Böylece, ailenin en küçük oğlu Süleyman Sırrı işlerin başına geçer, babasından kalan kömür ocaklarını, ülkemizdeki tüm madenlerin devletleştirildiği 1940 yılına kadar yönetir.
Süleyman Sırrı Barlı ve kardeşleri Zonguldak'ta bir çok mülk edindiler, Evin en küçüğü olan Süleyman Sırrı 1963 yılında vefat ettiğinde İstanbul'da yaşıyordu ve bütün kardeşlerini de bu tarihe kadar kaybetmişti. Hiç çocuğu olmadığı için de etrafında yakın varisleri yoktu.

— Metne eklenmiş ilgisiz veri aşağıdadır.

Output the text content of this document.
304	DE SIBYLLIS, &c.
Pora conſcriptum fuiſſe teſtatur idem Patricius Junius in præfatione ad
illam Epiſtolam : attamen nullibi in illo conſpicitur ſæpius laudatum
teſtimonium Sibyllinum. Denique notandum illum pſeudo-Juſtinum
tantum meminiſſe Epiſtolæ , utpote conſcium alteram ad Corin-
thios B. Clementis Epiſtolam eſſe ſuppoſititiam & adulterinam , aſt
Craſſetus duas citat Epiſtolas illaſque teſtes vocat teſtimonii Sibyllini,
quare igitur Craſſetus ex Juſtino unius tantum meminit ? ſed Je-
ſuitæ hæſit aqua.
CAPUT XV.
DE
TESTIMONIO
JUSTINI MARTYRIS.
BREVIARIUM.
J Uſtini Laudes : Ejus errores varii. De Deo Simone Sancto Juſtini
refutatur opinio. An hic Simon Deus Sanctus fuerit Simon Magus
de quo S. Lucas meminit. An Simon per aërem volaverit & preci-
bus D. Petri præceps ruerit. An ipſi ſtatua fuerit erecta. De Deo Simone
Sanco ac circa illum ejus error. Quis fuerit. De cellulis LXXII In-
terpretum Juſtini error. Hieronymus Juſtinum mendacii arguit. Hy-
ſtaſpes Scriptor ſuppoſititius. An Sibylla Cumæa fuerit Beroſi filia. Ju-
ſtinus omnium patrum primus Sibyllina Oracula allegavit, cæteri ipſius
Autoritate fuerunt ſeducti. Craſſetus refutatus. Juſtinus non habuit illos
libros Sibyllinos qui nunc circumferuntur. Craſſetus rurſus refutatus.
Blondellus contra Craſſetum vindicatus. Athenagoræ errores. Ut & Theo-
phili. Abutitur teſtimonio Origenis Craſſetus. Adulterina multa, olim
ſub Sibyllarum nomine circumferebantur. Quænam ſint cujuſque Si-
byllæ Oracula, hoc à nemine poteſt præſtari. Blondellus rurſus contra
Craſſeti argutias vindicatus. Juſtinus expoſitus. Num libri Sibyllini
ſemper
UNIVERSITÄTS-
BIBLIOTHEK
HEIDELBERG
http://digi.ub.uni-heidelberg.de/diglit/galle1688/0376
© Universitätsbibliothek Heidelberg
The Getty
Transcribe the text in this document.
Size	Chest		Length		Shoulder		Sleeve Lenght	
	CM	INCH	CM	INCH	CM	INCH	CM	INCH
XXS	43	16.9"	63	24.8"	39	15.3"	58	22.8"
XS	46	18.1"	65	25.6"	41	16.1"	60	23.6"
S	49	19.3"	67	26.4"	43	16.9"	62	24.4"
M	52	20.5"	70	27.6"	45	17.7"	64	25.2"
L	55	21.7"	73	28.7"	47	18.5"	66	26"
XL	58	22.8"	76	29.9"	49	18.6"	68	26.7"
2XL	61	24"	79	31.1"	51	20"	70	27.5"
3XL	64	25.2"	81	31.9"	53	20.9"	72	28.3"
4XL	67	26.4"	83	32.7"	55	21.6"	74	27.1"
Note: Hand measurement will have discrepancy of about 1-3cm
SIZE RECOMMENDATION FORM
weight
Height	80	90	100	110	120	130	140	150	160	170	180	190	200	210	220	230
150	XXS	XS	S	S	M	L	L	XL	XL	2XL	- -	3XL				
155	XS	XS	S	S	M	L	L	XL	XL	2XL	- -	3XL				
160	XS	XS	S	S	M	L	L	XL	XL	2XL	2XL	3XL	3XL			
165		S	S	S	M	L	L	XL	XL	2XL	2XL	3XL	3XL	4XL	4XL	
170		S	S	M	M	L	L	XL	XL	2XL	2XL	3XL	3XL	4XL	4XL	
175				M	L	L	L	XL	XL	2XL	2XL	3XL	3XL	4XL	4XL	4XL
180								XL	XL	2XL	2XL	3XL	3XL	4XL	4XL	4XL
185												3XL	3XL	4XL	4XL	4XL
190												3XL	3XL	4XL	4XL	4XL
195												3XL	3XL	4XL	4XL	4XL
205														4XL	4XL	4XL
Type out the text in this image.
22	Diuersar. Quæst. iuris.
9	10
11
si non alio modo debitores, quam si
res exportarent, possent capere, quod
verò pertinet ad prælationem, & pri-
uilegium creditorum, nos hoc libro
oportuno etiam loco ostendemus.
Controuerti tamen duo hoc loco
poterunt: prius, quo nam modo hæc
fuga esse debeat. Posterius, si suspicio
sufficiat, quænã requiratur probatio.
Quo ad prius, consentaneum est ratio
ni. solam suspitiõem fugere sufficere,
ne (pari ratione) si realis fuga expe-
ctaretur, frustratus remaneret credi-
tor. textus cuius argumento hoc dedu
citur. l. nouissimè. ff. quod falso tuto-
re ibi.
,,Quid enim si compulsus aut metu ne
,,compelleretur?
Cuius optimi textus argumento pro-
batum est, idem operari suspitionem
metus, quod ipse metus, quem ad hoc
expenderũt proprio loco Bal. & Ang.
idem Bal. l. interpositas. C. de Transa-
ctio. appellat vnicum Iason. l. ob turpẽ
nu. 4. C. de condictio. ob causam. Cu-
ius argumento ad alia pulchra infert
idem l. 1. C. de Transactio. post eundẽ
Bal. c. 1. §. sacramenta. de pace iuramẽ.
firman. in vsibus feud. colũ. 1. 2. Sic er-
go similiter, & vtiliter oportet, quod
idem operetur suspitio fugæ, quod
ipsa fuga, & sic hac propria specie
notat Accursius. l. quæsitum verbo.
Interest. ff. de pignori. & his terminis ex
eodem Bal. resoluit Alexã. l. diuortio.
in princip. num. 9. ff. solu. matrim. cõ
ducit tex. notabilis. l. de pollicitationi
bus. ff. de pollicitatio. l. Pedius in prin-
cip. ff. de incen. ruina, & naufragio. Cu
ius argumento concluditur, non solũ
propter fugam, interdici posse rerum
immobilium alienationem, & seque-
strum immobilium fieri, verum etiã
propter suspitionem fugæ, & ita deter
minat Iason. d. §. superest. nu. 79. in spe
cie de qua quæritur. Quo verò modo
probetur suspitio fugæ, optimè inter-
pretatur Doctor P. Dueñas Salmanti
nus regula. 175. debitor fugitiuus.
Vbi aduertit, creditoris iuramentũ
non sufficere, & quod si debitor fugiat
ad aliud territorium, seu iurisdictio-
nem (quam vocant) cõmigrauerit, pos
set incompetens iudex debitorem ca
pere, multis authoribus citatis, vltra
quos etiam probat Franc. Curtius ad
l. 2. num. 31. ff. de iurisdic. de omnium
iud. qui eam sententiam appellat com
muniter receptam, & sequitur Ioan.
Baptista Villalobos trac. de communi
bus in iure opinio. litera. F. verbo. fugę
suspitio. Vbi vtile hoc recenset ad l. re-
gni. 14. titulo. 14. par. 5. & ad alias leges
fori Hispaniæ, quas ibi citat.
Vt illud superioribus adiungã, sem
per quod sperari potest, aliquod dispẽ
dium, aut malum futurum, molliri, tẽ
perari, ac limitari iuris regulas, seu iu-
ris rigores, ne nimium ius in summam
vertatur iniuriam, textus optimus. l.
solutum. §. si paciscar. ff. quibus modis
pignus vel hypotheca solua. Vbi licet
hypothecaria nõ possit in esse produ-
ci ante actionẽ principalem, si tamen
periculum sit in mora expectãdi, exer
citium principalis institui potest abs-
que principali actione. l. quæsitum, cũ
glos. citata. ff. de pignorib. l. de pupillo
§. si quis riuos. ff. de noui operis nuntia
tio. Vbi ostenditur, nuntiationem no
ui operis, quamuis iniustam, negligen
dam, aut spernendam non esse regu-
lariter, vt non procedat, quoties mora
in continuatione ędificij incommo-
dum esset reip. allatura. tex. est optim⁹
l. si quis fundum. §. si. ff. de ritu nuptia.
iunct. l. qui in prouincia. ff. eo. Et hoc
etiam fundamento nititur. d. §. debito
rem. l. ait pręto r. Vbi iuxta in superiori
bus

Süleyman Sırrı'nın iş hayatındaki en büyük yardımcısı, ablası Necibe'nin oğlu, yâni yeğeni Mustafa Tamer'di. Zonguldak'ta 1970'li yıllarda Belediye Başkanlığı yapmış olan Mustafa Tamer, gençlik yıllarından beri dayısının hep yanında olan, onun maden işleriyle ilgili hesaplarını büyük bir titizlikle tutan kişiydi. Onun âdeta vekili gibiydi.
Süleyman Sırrı, yaşlandığında, malını mülkünü bırakacağı kişi olarak Mustafa Tamer'i seçtiği belirtilir. Zonguldak'ta babadan kalan büyük bir araziyi, bir arsayı ve evini, Çaycuma'daki köşkünü ve değirmenini, İstanbul'da Taksim'deki dairesinden boşalttığı son derece lüks eşyalarını Tamer ailesine bırakır. Daha doğrusu, Zonguldak ve Çaycuma'da nesi varsa, hepsini Mustafa Tamer'e verir, kendisi de son nefesi verdiği Florya'daki köşküne yerleşmiştir.
Şimdi duvarlarına tarih yazılmış bu köşk kaldı… Varisleri uğrak edinmese de kendisine dokunacak yardım elini bekler gibi…
Son duyumlara göre bir el uzatılmış, dokunacak gibi… Aman haa, Sahibi kimler olursa olsun, yeni sahipleri kimler olursa olsun " tarih yazan duvarlarına bir zarar gelmesin" emii!!!